Handling of LDAP search request from user xxxxxx on connection 127.0.0.1:55777 targeting DC=IdentityBroker with a scope of SingleLevel failed with error "Could not load type 'Unify.Product.IdentityBroker.IForwardLookingEnumerator`1' from assembly 'Unify.IdentityBroker.LDAP.Engine.Interfaces, Version=5.1.0.0, Culture=neutral, PublicKeyToken=84b9288cb2633de4'.". Duration: 00:00:00.
08/Oct/2018 16:41:34
  • Error
LDAP EngineAn error occurred on client from 127.0.0.1:55777. More details:
Internal Server Error #11: System.TypeLoadException: Could not load type 'Unify.Product.IdentityBroker.IForwardLookingEnumerator`1' from assembly 'Unify.IdentityBroker.LDAP.Engine.Interfaces, Version=5.1.0.0, Culture=neutral, PublicKeyToken=84b9288cb2633de4'.
at Unify.Product.IdentityBroker.SearchRequestHandlerBase.HandleRequest(IRfcLdapMessage message, CancellationToken token, Action`1 postAction)
at Unify.Product.IdentityBroker.RequestHandlerAuditingDecorator.HandleRequest(IRfcLdapMessage message, CancellationToken token, Action`1 postAction)
at Unify.Product.IdentityBroker.LDAPRequestHandlerSecurityDecorator.HandleRequest(IRfcLdapMessage message, CancellationToken token, Action`1 postAction)
at Unify.Product.IdentityBroker.LDAPConnection.<RespondToMessageAsync>d__33.MoveNext()
08/Oct/2018 16:41:34
  • Information
LDAP engineHandling of LDAP unbind request.
Handling of LDAP unbind request received on connection 127.0.0.1:55777 to connect as user xxxxxx completed successfully. Duration: 00:00:00.

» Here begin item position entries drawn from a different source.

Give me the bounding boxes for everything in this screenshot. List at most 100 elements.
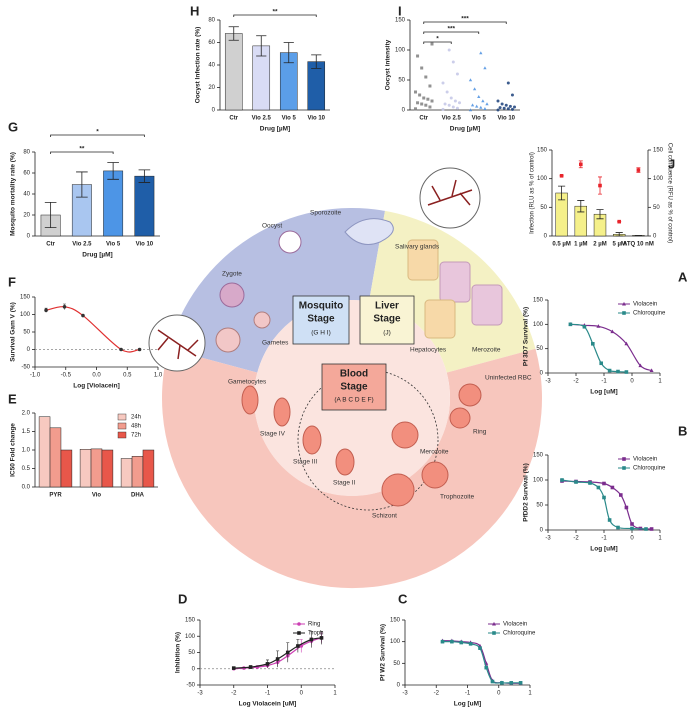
y-tick-label: 150 xyxy=(537,148,548,154)
blood-stage-box xyxy=(321,363,387,411)
y2-tick-label: 150 xyxy=(653,148,664,154)
x-tick-label: 2 µM xyxy=(593,242,606,248)
marker xyxy=(624,341,629,346)
y-tick-label: 100 xyxy=(533,322,544,328)
stage-panels: (A B C D E F) xyxy=(334,397,373,404)
y-tick-label: 100 xyxy=(395,48,406,54)
marker xyxy=(649,527,654,531)
hepatocyte xyxy=(407,239,439,281)
marker xyxy=(428,84,432,88)
y-tick-label: 0 xyxy=(540,371,544,377)
error-bar xyxy=(283,42,294,64)
y-tick-label: 0.0 xyxy=(22,485,31,491)
y-tick-label: 50 xyxy=(398,78,405,84)
panel: F -50 0 50 100 150 -1.0 -0.5 0.0 0.5 1.0 Survival G… xyxy=(8,274,163,389)
cycle-label: Merozoite xyxy=(472,347,501,354)
x-tick-label: 1 xyxy=(528,691,532,697)
gamete-cell xyxy=(253,311,271,329)
error-bar xyxy=(311,54,322,69)
panel: B 0 50 100 150 -3 -2 -1 0 1 PfDD2 Survival (%) Log … xyxy=(523,423,688,552)
legend-label: 72h xyxy=(131,433,141,439)
marker xyxy=(248,665,253,669)
x-tick-label: -3 xyxy=(545,379,551,385)
legend-swatch xyxy=(117,422,127,430)
cycle-label: Ring xyxy=(473,429,487,436)
stage-sub: Stage xyxy=(340,382,368,393)
marker xyxy=(424,75,428,79)
x-axis-label: Drug [µM] xyxy=(82,252,112,259)
hepatocyte xyxy=(471,284,503,326)
x-tick-label: -1 xyxy=(601,379,607,385)
cycle-label: Stage IV xyxy=(260,431,286,438)
y-axis-label: Survival Gam V (%) xyxy=(10,302,17,362)
stage-name: Liver xyxy=(375,301,399,312)
marker xyxy=(62,305,67,309)
y-tick-label: 40 xyxy=(208,63,215,69)
cycle-label: Gametocytes xyxy=(228,379,267,386)
cycle-label: Sporozoite xyxy=(310,210,341,217)
marker xyxy=(447,103,451,107)
stage-sub: Stage xyxy=(373,314,401,325)
x-tick-label: Vio 2.5 xyxy=(72,242,92,248)
stage-name: Mosquito xyxy=(299,301,343,312)
significance-label: *** xyxy=(461,16,469,23)
marker xyxy=(416,54,420,58)
marker xyxy=(455,106,459,110)
panel-letter: I xyxy=(398,3,402,18)
x-tick-label: -3 xyxy=(545,536,551,542)
marker xyxy=(607,368,612,373)
marker xyxy=(231,666,236,670)
y-tick-label: 50 xyxy=(188,650,195,656)
x-tick-label: Vio xyxy=(92,493,102,499)
y-tick-label: 0 xyxy=(192,666,196,672)
x-tick-label: 0 xyxy=(497,691,501,697)
y-axis-label: Inhibition (%) xyxy=(175,632,182,673)
significance-label: * xyxy=(96,129,99,136)
panel: E 0.0 0.5 1.0 1.5 2.0 PYR Vio DHA IC50 Fold chang… xyxy=(8,391,158,499)
y2-tick-label: 50 xyxy=(653,205,660,211)
marker xyxy=(441,81,445,85)
x-tick-label: -1.0 xyxy=(30,373,41,379)
marker xyxy=(81,313,85,318)
y-tick-label: 50 xyxy=(536,346,543,352)
marker xyxy=(451,105,455,109)
x-tick-label: Vio 10 xyxy=(497,116,515,122)
panel-letter: J xyxy=(668,156,675,171)
error-bar xyxy=(107,162,119,180)
significance-label: * xyxy=(436,36,439,43)
marker xyxy=(630,522,634,526)
error-bar xyxy=(615,232,623,237)
marker xyxy=(498,106,502,110)
marker xyxy=(630,526,634,531)
marker xyxy=(607,518,612,522)
marker xyxy=(582,324,587,329)
x-tick-label: 1.0 xyxy=(154,373,163,379)
marker xyxy=(510,93,514,97)
x-tick-label: -2 xyxy=(231,691,237,697)
significance-bracket xyxy=(423,31,480,34)
marker xyxy=(420,66,424,70)
x-axis-label: Log [uM] xyxy=(590,546,617,553)
bar xyxy=(60,449,73,488)
stage-name: Blood xyxy=(340,369,368,380)
marker xyxy=(296,644,300,648)
y-tick-label: 0 xyxy=(397,683,401,689)
cycle-label: Hepatocytes xyxy=(410,347,447,354)
y2-tick-label: 0 xyxy=(653,234,657,240)
y-tick-label: 50 xyxy=(23,330,30,336)
marker xyxy=(622,301,626,306)
panel-letter: A xyxy=(678,269,688,284)
marker xyxy=(496,99,500,103)
marker xyxy=(428,105,432,109)
bar xyxy=(224,33,243,111)
marker xyxy=(506,81,510,85)
error-bar xyxy=(138,169,151,183)
marker xyxy=(297,631,301,635)
x-tick-label: 1 xyxy=(658,379,662,385)
panel-letter: G xyxy=(8,119,18,134)
panel-letter: F xyxy=(8,274,16,289)
marker xyxy=(616,369,620,374)
x-tick-label: 0 xyxy=(300,691,304,697)
x-tick-label: ATQ 10 nM xyxy=(623,242,654,248)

having removed that ldap patch, the original stpped-extension-dll-exception is recurring

Hi Eddie,

Thanks for the stacktrace. Which version of UNIFYBroker do you have installed?

UNIFY Identity Broker Management Studio
v5.1.0 Revision #0
© 2004 - 2016 UNIFY Solutions Pty. Ltd.

Plugin KeyVersion
Extended Database Connector5.1.0.1
Microsoft Azure AD Connector5.1.0.1
Connector for D2L5.1.0.2
Unify.IdentityBroker.ChangeLog.Repository.Sql.dll5.1.0.0


Thanks Eddie. Are you able to upgrade to the latest v5.1 release, which should include the patch?

I can look at getting an IdB version upgrade scheduled - but it will have to roll through DEV and STG and be tested before we can roll it to PRD.

Will the new version resolve the issue we are seeing or is that just to allow for the better logging 

Apologies for the delayed response. The patch would only help diagnose the issue. Are you able to reproduce this in DEV?